Despite the lag in repricing some insurance types, Mawhinney said he remains confident that insurers can manage climate change by analysing risks and charging accordingly.
“I don't think the industry is in the midst of an existential crisis. Climate change and/or the incidence of natural catastrophes etcetera have definitely increased insured losses over time, but I think the big question is whether premiums can sufficiently rise to offset those risks? I think in a number of lines of insurance that is possible,” he continued.
Tagliaferro commented that reducing exposure to insurers due to climate change risks was an “extreme view,” emphasising that climate change could increase the demand in insurance.

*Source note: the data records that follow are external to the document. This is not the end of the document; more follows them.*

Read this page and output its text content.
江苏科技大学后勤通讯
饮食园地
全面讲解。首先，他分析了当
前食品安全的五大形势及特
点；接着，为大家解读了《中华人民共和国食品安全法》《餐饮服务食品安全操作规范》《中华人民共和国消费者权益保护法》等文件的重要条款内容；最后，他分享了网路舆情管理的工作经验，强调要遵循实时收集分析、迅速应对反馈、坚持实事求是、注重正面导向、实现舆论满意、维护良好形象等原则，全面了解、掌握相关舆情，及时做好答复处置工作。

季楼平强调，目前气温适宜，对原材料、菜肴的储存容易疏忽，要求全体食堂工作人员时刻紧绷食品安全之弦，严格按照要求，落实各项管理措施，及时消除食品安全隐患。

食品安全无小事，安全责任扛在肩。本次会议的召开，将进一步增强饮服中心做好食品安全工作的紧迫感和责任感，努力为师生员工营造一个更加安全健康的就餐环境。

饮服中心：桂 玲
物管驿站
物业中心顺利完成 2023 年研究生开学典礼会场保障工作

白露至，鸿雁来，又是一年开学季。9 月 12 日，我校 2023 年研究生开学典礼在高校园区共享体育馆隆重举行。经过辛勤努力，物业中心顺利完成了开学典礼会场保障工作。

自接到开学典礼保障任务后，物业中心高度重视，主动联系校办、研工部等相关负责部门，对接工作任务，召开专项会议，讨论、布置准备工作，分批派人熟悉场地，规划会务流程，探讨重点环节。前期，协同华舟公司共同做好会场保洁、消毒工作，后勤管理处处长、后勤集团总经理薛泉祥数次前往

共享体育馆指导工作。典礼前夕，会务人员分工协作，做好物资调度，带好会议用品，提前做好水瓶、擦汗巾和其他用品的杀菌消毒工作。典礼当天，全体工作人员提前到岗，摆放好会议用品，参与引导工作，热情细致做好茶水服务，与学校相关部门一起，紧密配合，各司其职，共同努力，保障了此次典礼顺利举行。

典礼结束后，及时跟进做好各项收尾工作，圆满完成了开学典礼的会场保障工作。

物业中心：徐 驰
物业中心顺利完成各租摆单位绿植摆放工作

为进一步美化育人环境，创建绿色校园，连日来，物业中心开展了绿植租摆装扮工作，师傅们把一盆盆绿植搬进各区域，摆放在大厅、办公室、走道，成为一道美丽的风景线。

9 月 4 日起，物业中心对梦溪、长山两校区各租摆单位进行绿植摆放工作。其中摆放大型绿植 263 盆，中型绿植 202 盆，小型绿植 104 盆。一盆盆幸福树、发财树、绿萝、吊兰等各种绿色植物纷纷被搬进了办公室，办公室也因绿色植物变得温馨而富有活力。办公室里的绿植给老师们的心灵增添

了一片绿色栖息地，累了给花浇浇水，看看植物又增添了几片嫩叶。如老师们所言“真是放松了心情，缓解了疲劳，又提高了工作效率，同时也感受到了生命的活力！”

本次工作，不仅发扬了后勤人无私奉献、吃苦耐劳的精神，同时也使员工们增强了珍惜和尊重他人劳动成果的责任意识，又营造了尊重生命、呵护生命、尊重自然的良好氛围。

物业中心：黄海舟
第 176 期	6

“The corollary is if disasters are going to become more commonplace, the necessity for insurance increases. Rio [Tinto] can be higher risk than insurers, not because of its balance sheet – but because it's totally exposed to the iron ore price,” Tagliaferro said, as reported by The Sydney Morning Herald.
The comments come after QBE announced it would increase its catastrophe allowance by nearly a quarter. It set aside US$685 million (approx. AU$888 million) for catastrophic weather claims for 2021 after exceeding its US$550 million cap last year due to Australia's severe bushfires and the northern hemisphere's worst hurricane season on record.